I’ve been messing around with the API from Listen Notes, a new-ish podcast database that appears to be making some headway in correcting the terrible state of podcast search.

As of June 2018, the database had 484,719 podcasts, and 29,732,875 episodes (according to the Listen Notes website), categorized into 18 categories and 81 subcategories (according to the API and the count function in R).

Listen Notes doesn’t pull from iTunes but compares in terms of total podcasts. A Variety article in February put the number of podcasts on iTunes at roughly 500,000.

I ran some searches to get a sense of what data the API will return. A search for ‘ta nehisi coates’ since January 1, 2018 returns 120 results, with 17 columns, including publisher, episode description, date and genre labels. Here are the

genre results for the Coates search:

The genre tags seem to be indicative that recently Coates has been coming up a lot more on the Black Panther circuit than in news and politics. This is born out by a very basic NLP attempt, in which I did a named entity search on the episode descriptions (using a bastardized version of this tutorial). Here are the results:

The three names after Coates and James Baldwin are all comic book writers/artists. Priest worked on Black Panther, while Waid and Samnee show up on episodes about Marvel that make mention of Coates but are not specifically about him.

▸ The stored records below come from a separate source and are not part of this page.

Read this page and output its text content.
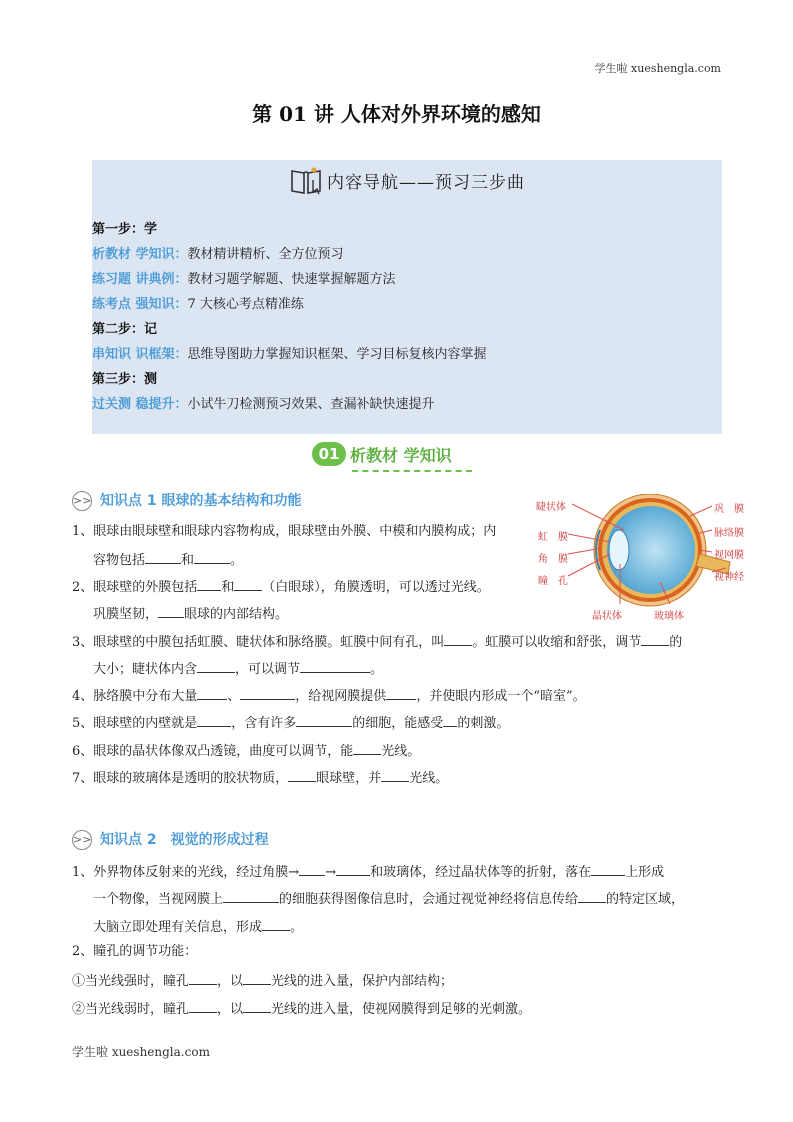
学生啦 xueshengla.com
第 01 讲 人体对外界环境的感知
内容导航——预习三步曲
第一步：学
析教材 学知识：教材精讲精析、全方位预习
练习题 讲典例：教材习题学解题、快速掌握解题方法
练考点 强知识：7 大核心考点精准练
第二步：记
串知识 识框架：思维导图助力掌握知识框架、学习目标复核内容掌握
第三步：测
过关测 稳提升：小试牛刀检测预习效果、查漏补缺快速提升
01 析教材 学知识
>> 知识点 1 眼球的基本结构和功能
1、眼球由眼球壁和眼球内容物构成，眼球壁由外膜、中模和内膜构成；内
容物包括	和	。
2、眼球壁的外膜包括 和 （白眼球），角膜透明，可以透过光线。
巩膜坚韧， 眼球的内部结构。
3、眼球壁的中膜包括虹膜、睫状体和脉络膜。虹膜中间有孔，叫 。虹膜可以收缩和舒张，调节 的
大小；睫状体内含	，可以调节	。
4、脉络膜中分布大量 、	，给视网膜提供 ，并使眼内形成一个“暗室”。
5、眼球壁的内壁就是	，含有许多	的细胞，能感受 的刺激。
6、眼球的晶状体像双凸透镜，曲度可以调节，能 光线。
7、眼球的玻璃体是透明的胶状物质， 眼球壁，并 光线。
睫状体
虹　膜
角　膜
瞳　孔
晶状体	玻璃体
巩　膜
脉络膜
视网膜
视神经
>> 知识点 2　视觉的形成过程
1、外界物体反射来的光线，经过角膜→ →	和玻璃体，经过晶状体等的折射，落在	上形成
一个物像，当视网膜上	的细胞获得图像信息时，会通过视觉神经将信息传给 的特定区域，
大脑立即处理有关信息，形成 。
2、瞳孔的调节功能：
①当光线强时，瞳孔 ，以 光线的进入量，保护内部结构；
②当光线弱时，瞳孔 ，以 光线的进入量，使视网膜得到足够的光刺激。
学生啦 xueshengla.com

But honestly, the descriptions are so inconsistent that all this chart means is that someone wrote a really detailed episode description, or has a boilerplate graf that includes a bunch of names/keywords. Still, podcast descriptions are the only way to learn anything about a podcast other than the metadata, so it was worth a try.

In general, it took me a while to wrangle the Search API through R, because a. I don’t know what I’m doing, and b. the API provides syntax and headers for like 7 different programming languages but not R. The more specific challengers were working with UNIX timestamps (in milliseconds!), and figuring out how to do pagination because the API returns 10 results at a time.

Eventually, I figured out how to run a search query and limit it to a range of time — though I suspect right now that there’s a cap on the results, since the Coates search returned exactly 120 results.

This was just a way to learn what was in the API, and how to work with it in R. Hopefully I’ll get to some more interesting analysis next.